Measuring Consumer Cash Holdings: Lessons from the 2013 Bank of Canada Methods-of-Payment Survey

Heng Chen; Chris Henry; Kim P. Huynh; Q. Rallye Shen; Kyle Vincent

doi:10.29115/SP-2016-0023

Introduction

The Bank of Canada has an interest in understanding the levels of cash holding as it is the sole issuer of Canadian bank notes. Measuring the amount of cash holdings is difficult, however, as cash is an anonymous payment method. Therefore, in 2009, the Bank of Canada undertook a Methods-of-Payment (MOP) survey. The 2009 MOP survey introduced a three-day payment diary, which served as a memory aid to record all payments. This payment diary methodology has been successfully used in some other Organisation for Economic Co-operation and Development (OECD) countries; more details are available in Bagnall et al. (forthcoming). Further, Arango, Huynh, and Sabetti (2015) find that demographic factors are strongly correlated with cash usage.

In 2013, the Bank of Canada conducted another MOP survey to measure cash usage in Canada. The 2009 and 2013 MOP surveys involve both paper and online collection methods. The paper or offline sample was recruited via regular post mail while the online sample was selected from a market access panel accessible by e-mail. The 2013 MOP contains a subsample of the offline sample taken from another comprehensive annual household survey, the Canadian Financial Monitor (CFM), with approximately 12,000 Canadian households per annum. The CFM survey instrument collects information that complements and overlaps with the MOP, providing a complete picture of household finances. About 3,600 surveys were collected for the 2013 MOP from across the country and then weighted to ensure that the sample is proportionally representative of the Canadian population with respect to certain demographic variables.
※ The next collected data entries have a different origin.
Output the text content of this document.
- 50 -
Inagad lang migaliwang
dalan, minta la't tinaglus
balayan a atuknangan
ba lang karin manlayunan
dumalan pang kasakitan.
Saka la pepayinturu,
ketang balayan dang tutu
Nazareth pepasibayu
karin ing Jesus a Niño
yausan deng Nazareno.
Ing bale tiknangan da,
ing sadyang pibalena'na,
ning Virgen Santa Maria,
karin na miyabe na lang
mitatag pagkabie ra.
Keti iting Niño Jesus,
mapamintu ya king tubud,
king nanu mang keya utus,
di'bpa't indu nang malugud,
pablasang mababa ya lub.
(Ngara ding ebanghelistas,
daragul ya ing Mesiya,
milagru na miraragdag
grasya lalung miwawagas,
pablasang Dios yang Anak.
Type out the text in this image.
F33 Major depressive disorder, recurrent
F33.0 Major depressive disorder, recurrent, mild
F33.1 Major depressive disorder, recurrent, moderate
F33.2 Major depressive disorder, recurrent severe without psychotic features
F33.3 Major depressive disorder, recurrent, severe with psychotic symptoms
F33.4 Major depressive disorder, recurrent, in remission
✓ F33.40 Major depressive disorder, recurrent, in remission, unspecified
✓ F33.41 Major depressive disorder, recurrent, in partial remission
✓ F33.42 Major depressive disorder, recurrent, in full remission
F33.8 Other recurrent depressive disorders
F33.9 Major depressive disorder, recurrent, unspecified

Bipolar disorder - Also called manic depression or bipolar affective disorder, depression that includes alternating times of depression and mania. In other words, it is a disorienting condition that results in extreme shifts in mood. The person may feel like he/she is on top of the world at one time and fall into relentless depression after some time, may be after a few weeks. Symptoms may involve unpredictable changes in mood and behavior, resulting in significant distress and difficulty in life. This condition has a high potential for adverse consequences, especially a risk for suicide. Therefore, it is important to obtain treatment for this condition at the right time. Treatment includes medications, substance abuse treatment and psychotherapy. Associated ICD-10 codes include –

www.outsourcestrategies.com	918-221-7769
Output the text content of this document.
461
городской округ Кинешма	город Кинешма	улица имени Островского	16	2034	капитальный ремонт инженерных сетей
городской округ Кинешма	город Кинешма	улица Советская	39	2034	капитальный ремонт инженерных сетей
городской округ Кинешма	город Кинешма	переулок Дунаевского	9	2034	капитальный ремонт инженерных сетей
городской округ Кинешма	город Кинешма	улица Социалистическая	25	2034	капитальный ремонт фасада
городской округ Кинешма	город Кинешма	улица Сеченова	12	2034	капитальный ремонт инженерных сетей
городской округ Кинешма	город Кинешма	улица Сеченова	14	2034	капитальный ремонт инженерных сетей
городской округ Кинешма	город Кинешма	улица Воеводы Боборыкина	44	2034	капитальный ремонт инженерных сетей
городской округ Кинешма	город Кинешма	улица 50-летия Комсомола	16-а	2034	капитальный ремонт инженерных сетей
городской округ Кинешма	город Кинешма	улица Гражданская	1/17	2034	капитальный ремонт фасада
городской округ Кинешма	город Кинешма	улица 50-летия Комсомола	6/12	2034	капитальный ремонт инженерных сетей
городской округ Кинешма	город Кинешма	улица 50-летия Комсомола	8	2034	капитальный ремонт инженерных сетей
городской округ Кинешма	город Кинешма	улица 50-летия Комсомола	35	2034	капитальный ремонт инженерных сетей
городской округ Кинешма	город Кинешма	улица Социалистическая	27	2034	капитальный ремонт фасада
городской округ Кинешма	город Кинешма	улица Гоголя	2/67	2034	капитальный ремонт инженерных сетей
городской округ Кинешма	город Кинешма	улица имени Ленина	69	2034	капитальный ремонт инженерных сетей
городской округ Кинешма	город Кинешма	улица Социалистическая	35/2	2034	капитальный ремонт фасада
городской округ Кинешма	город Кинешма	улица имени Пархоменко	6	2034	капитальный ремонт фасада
The next section discusses survey planning and sample weighting for the 2013 MOP. The Variance estimation section discusses bootstrap resampling methods for variance estimation. Finally, the article ends with the Conclusion.

Planning

The 2013 MOP survey is an update to the 2009 MOP. For further information on the 2009 MOP survey, refer to Arango and Welte (2012); for the 2013 MOP, see Henry, Huynh, and Shen (2015). One important lesson from the 2009 MOP is that certain subpopulations were underrepresented in the final sample. This led to empty/low cell counts, which, in turn, gave rise to extreme weights. While sampling targets were achieved for marginal demographic counts, missing cell counts at a nested level caused difficulties for the weighting process.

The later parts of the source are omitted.